Criança ainda, queria ser branco, para que os brancos me não chamassem negro.
Homem, queria ser negro, para que os negros me não odiassem. Onde estou eu, então? E
Manuela, como poderia ela situar-se na vida de alguém perseguido pelo problema da escolha,
do sim ou do não? Fugi dela, sim, fugi dela, porque ela estava a mais na minha vida; a minha
vida é o esforço de mostrar a uns e a outros que há sempre lugar para o talvez.

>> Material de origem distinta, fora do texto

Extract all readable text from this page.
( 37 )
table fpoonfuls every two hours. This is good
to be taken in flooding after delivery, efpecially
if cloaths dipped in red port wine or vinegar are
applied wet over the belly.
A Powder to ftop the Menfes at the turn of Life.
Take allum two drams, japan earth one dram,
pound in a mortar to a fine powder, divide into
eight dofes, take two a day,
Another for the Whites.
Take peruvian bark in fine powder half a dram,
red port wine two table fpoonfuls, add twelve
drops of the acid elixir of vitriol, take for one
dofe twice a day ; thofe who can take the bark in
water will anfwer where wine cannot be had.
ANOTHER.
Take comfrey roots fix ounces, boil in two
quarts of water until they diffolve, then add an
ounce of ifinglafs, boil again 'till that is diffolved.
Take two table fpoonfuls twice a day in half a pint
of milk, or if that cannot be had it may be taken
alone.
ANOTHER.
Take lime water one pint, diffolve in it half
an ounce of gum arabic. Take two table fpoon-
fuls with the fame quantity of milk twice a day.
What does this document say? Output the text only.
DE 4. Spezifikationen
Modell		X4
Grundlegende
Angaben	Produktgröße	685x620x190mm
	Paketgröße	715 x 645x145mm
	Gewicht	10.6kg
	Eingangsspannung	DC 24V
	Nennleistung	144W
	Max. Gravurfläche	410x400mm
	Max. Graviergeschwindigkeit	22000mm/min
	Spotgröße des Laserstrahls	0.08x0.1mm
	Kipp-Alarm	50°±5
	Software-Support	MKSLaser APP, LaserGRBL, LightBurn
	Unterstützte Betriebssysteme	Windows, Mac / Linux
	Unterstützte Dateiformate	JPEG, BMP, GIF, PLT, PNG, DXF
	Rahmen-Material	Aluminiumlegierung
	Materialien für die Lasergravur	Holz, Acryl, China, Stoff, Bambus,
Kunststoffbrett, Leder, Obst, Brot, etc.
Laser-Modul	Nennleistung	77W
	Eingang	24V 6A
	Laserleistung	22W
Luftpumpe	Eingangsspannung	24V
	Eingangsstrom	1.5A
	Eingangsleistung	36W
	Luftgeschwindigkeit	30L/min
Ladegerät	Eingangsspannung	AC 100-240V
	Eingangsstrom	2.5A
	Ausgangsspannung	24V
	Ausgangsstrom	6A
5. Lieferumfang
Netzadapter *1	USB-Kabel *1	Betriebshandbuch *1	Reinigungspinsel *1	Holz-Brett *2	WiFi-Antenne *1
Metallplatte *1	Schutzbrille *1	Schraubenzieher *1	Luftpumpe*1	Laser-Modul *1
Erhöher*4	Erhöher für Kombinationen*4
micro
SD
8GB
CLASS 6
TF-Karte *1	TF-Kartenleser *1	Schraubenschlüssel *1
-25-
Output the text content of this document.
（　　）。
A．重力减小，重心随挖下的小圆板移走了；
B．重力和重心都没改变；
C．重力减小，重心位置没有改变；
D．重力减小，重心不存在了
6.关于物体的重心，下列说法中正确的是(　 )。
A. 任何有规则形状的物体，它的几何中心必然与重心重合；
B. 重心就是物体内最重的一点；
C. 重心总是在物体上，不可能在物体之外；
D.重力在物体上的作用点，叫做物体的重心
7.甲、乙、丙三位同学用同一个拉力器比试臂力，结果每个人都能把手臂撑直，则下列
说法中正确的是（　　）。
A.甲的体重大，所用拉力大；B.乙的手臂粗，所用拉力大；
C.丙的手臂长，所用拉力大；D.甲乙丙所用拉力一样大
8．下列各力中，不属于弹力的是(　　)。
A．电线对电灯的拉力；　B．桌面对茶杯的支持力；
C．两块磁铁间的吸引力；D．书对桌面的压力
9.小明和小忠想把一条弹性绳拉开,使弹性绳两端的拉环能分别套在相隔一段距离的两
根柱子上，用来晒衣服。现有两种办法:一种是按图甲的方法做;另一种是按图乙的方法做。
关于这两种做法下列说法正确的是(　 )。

Manuela, Manuela, amigada com outro, dando as suas carícias a outro. E eu, aqui,
molhado pela chuva-mulher que não para, fatigado, exilado, desesperado, sem Manuela.
Sem Medo foi lavar-se perto do Comissário. Admirou o torso esguio mas musculado do
outro.
— Estás em forma. Eu começo a ficar com barriga.
— É a vida do exterior – disse o Comissário. – Há quase seis meses que não fazes uma
ação... O que me chateia é avançar sem saber ao certo o que se vai fazer. O plano não me
agrada.
O Comandante sentou-se numa pedra.
— Esperemos que o Das Operações tenha razão. Ele é que fez o reconhecimento...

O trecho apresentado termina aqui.